London had propelled U.K. house prices over the past year and today’s data add to evidence that measures to cool the market are working. The Bank of England introduced measures in June to limit riskier mortgages and new rules came into force in April requiring tougher mortgage-affordability tests.
“Seasonal factors always lead to a slowdown in demand and market activity in the summer months, but it is clear that there are bigger forces at work with a pronounced loss of momentum in the London housing market,” said Richard Donnell, director of research at Hometrack. The slowdown is “in part due to warnings from the Bank of England and others of a possible house-price bubble,” he said.
The rate of growth in London peaked at 1.1 percent in February, the data showed. In July, homes took an average 4.3 weeks to sell, up from 2.7 weeks in March. The slowdown will probably “linger” as the market in the capital “cools rapidly,” the report said.
Across England and Wales, prices grew 0.1 percent in July, compared with an increase of 0.3 percent in June.

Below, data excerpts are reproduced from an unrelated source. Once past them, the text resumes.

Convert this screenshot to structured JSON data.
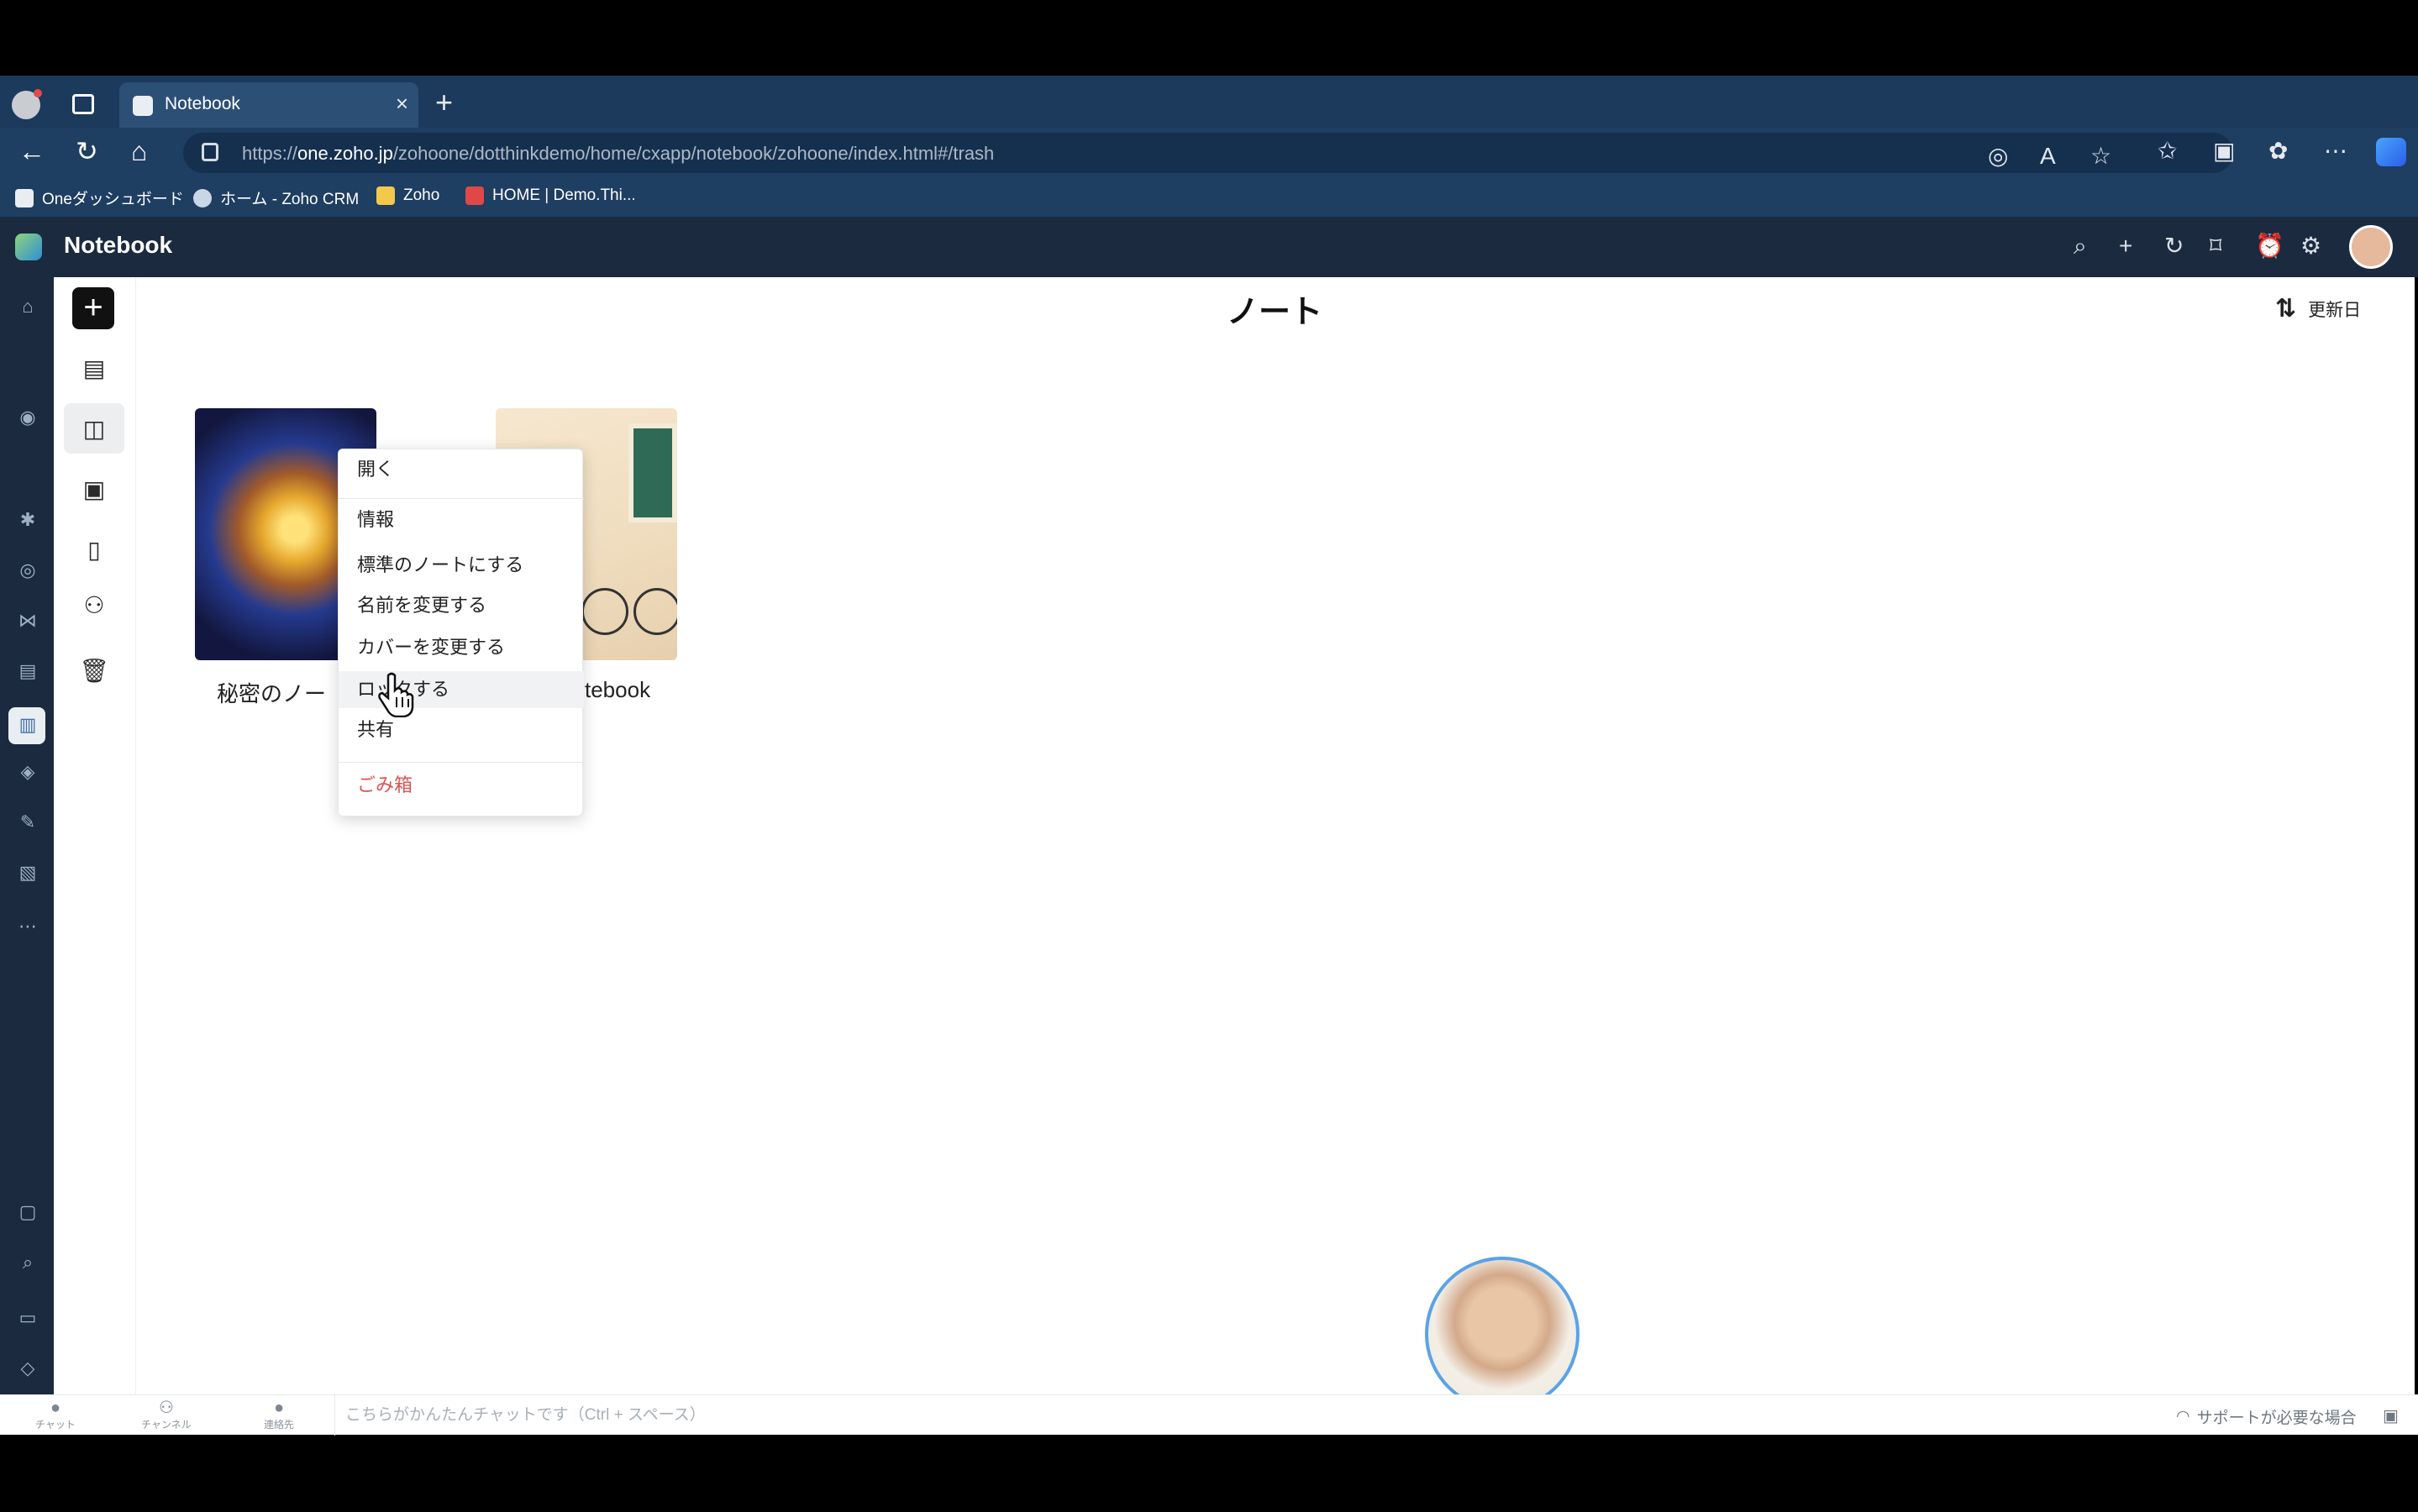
{
  "browser": {
    "tab_title": "Notebook",
    "tab_close": "×",
    "new_tab": "+",
    "url_prefix": "https://",
    "url_host": "one.zoho.jp",
    "url_path": "/zohoone/dotthinkdemo/home/cxapp/notebook/zohoone/index.html#/trash",
    "bookmarks": [
      {
        "label": "Oneダッシュボード",
        "icon": "zoho-one-icon",
        "color": "#e9edf2"
      },
      {
        "label": "ホーム - Zoho CRM",
        "icon": "crm-icon",
        "color": "#c9d6e6"
      },
      {
        "label": "Zoho",
        "icon": "folder-icon",
        "color": "#f2c94c"
      },
      {
        "label": "HOME | Demo.Thi...",
        "icon": "d-logo-icon",
        "color": "#e04848"
      }
    ]
  },
  "app": {
    "title": "Notebook"
  },
  "main": {
    "page_title": "ノート",
    "sort_label": "更新日",
    "notebooks": [
      {
        "name": "秘密のノー"
      },
      {
        "name": "tebook"
      }
    ]
  },
  "context_menu": {
    "items": [
      {
        "label": "開く"
      },
      {
        "label": "情報"
      },
      {
        "label": "標準のノートにする"
      },
      {
        "label": "名前を変更する"
      },
      {
        "label": "カバーを変更する"
      },
      {
        "label": "ロックする"
      },
      {
        "label": "共有"
      },
      {
        "label": "ごみ箱"
      }
    ],
    "hover_index": 5
  },
  "bottom_bar": {
    "items": [
      {
        "label": "チャット"
      },
      {
        "label": "チャンネル"
      },
      {
        "label": "連絡先"
      }
    ],
    "chat_placeholder": "こちらがかんたんチャットです（Ctrl + スペース）",
    "support_label": "サポートが必要な場合"
  },
  "colors": {
    "chrome": "#1b3a5c",
    "app_header": "#1b2a3f",
    "danger": "#d9534f"
  }
}
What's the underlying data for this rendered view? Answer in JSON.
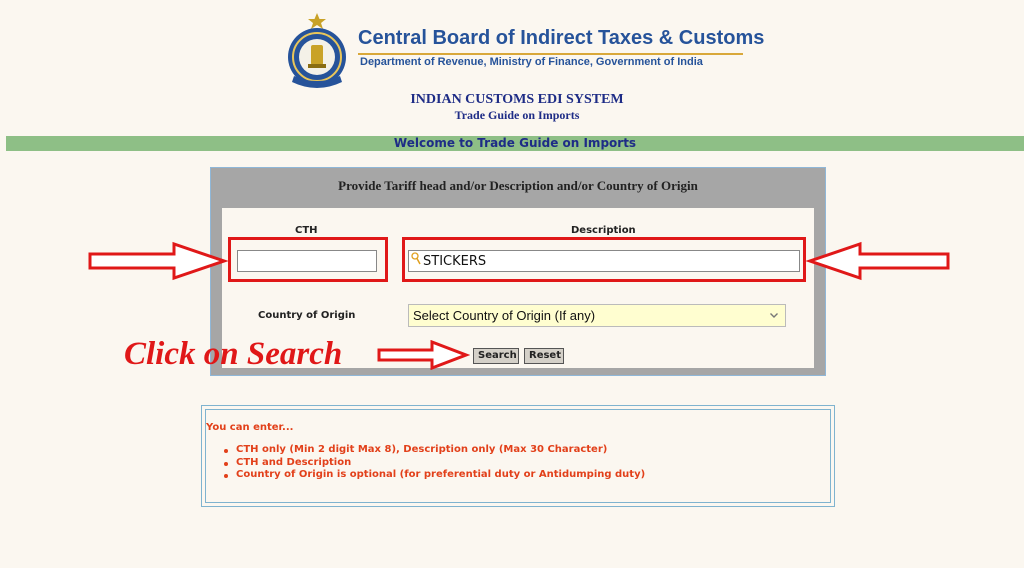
{
  "header": {
    "org_title": "Central Board of Indirect Taxes & Customs",
    "org_subtitle": "Department of Revenue, Ministry of Finance, Government of India",
    "system_title": "INDIAN CUSTOMS EDI SYSTEM",
    "system_subtitle": "Trade Guide on Imports",
    "welcome": "Welcome to Trade Guide on Imports"
  },
  "form": {
    "heading": "Provide Tariff head and/or Description and/or Country of Origin",
    "cth_label": "CTH",
    "cth_value": "",
    "description_label": "Description",
    "description_value": "STICKERS",
    "country_label": "Country of Origin",
    "country_selected": "Select Country of Origin (If any)",
    "search_label": "Search",
    "reset_label": "Reset"
  },
  "annotation": {
    "click_note": "Click on Search",
    "color": "#e01818"
  },
  "info": {
    "title": "You can enter...",
    "items": [
      "CTH only (Min 2 digit Max 8), Description only (Max 30 Character)",
      "CTH and Description",
      "Country of Origin is optional (for preferential duty or Antidumping duty)"
    ]
  },
  "colors": {
    "brand_blue": "#26539a",
    "welcome_bar": "#8ebf86",
    "panel_gray": "#a6a6a6",
    "info_red": "#e2401a"
  },
  "icons": {
    "logo": "cbic-emblem-logo",
    "dropdown": "chevron-down-icon",
    "arrows": "red-outline-arrow-icon"
  }
}
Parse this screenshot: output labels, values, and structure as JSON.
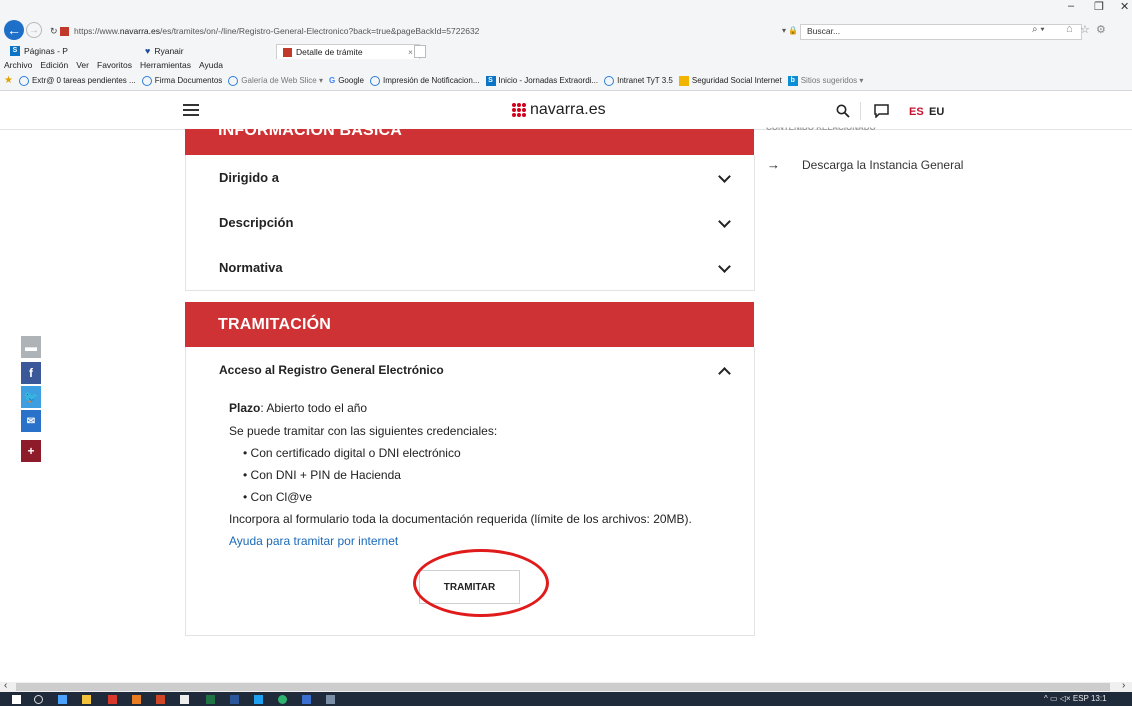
{
  "browser": {
    "url_prefix": "https://www.",
    "url_host": "navarra.es",
    "url_path": "/es/tramites/on/-/line/Registro-General-Electronico?back=true&pageBackId=5722632",
    "search_placeholder": "Buscar...",
    "tabs": [
      {
        "label": "Páginas - P"
      },
      {
        "label": "Ryanair"
      },
      {
        "label": "Detalle de trámite"
      }
    ],
    "menu": [
      "Archivo",
      "Edición",
      "Ver",
      "Favoritos",
      "Herramientas",
      "Ayuda"
    ],
    "favorites": [
      "Extr@ 0 tareas pendientes ...",
      "Firma Documentos",
      "Galería de Web Slice ▾",
      "Google",
      "Impresión de Notificacion...",
      "Inicio - Jornadas Extraordi...",
      "Intranet TyT 3.5",
      "Seguridad Social Internet",
      "Sitios sugeridos ▾"
    ]
  },
  "site": {
    "logo_text": "navarra.es",
    "lang_es": "ES",
    "lang_eu": "EU"
  },
  "info": {
    "heading": "INFORMACIÓN BÁSICA",
    "rows": [
      "Dirigido a",
      "Descripción",
      "Normativa"
    ]
  },
  "tramitacion": {
    "heading": "TRAMITACIÓN",
    "access_title": "Acceso al Registro General Electrónico",
    "plazo_label": "Plazo",
    "plazo_value": ": Abierto todo el año",
    "credentials_intro": "Se puede tramitar con las siguientes credenciales:",
    "credentials": [
      "Con certificado digital o DNI electrónico",
      "Con DNI + PIN de Hacienda",
      "Con Cl@ve"
    ],
    "docs_note": "Incorpora al formulario toda la documentación requerida (límite de los archivos: 20MB).",
    "help_link": "Ayuda para tramitar por internet",
    "button": "TRAMITAR"
  },
  "related": {
    "heading": "CONTENIDO RELACIONADO",
    "links": [
      "Descarga la Instancia General"
    ]
  },
  "taskbar": {
    "lang": "ESP",
    "time": "13:1"
  },
  "colors": {
    "brand_red": "#cf3234",
    "link_blue": "#1b6ab8",
    "annotation_red": "#e01b1b"
  }
}
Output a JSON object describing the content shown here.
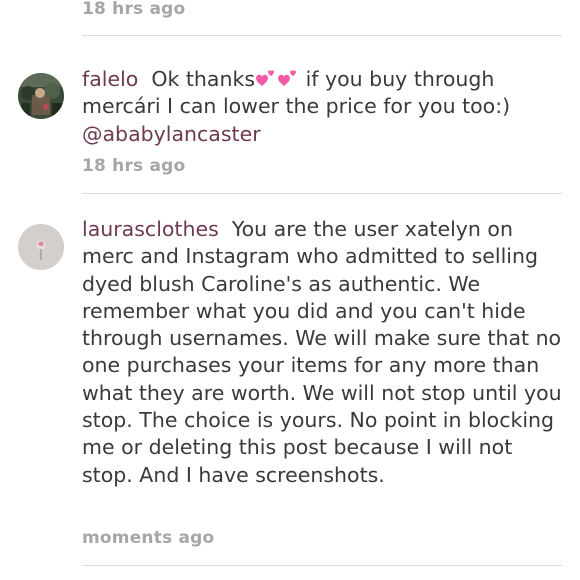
{
  "comments": [
    {
      "timestamp": "18 hrs ago"
    },
    {
      "username": "falelo",
      "text_part1": "Ok thanks",
      "emoji": "two-hearts-icon",
      "text_part2": " if you buy through mercári I can lower the price for you too:) ",
      "mention": "@ababylancaster",
      "timestamp": "18 hrs ago"
    },
    {
      "username": "laurasclothes",
      "text": "You are the user xatelyn on merc and Instagram who admitted to selling dyed blush Caroline's as authentic. We remember what you did and you can't hide through usernames. We will make sure that no one purchases your items for any more than what they are worth. We will not stop until you stop. The choice is yours. No point in blocking me or deleting this post because I will not stop. And I have screenshots.",
      "timestamp": "moments ago"
    }
  ],
  "colors": {
    "username": "#6d3a52",
    "timestamp": "#a6a6a6",
    "body_text": "#3a3a3a",
    "divider": "#dcdcdc",
    "emoji_pink": "#f25ba8"
  }
}
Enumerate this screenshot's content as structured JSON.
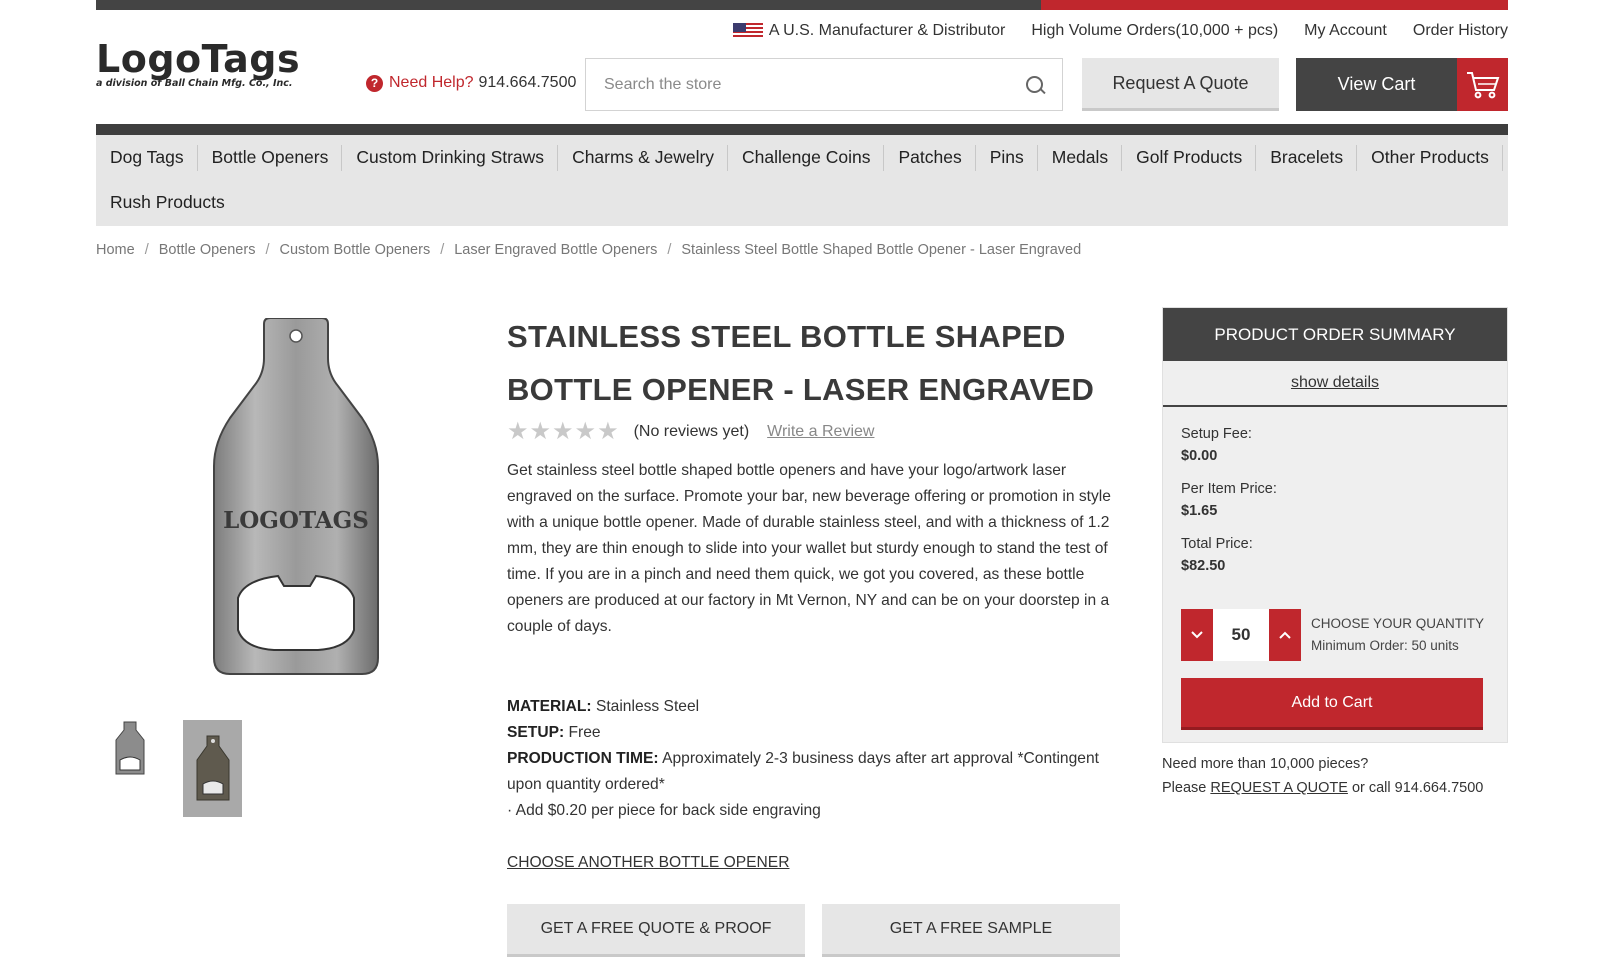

That makes this the slowest month since February 2013. The number of new buyers registering with estate agents fell 0.9 percent.
“The gap between overall supply and demand has narrowed sharply in the last three months, pointing to a reduction in the upward pressure on house prices,” Hometrack said. “The measure of demand has moved into negative territory.”
Buyers are also becoming more cautious amid the prospect of rising interest rates, Hometrack said. The BOE will probably increase its benchmark rate from a record low in February, according to futures contracts.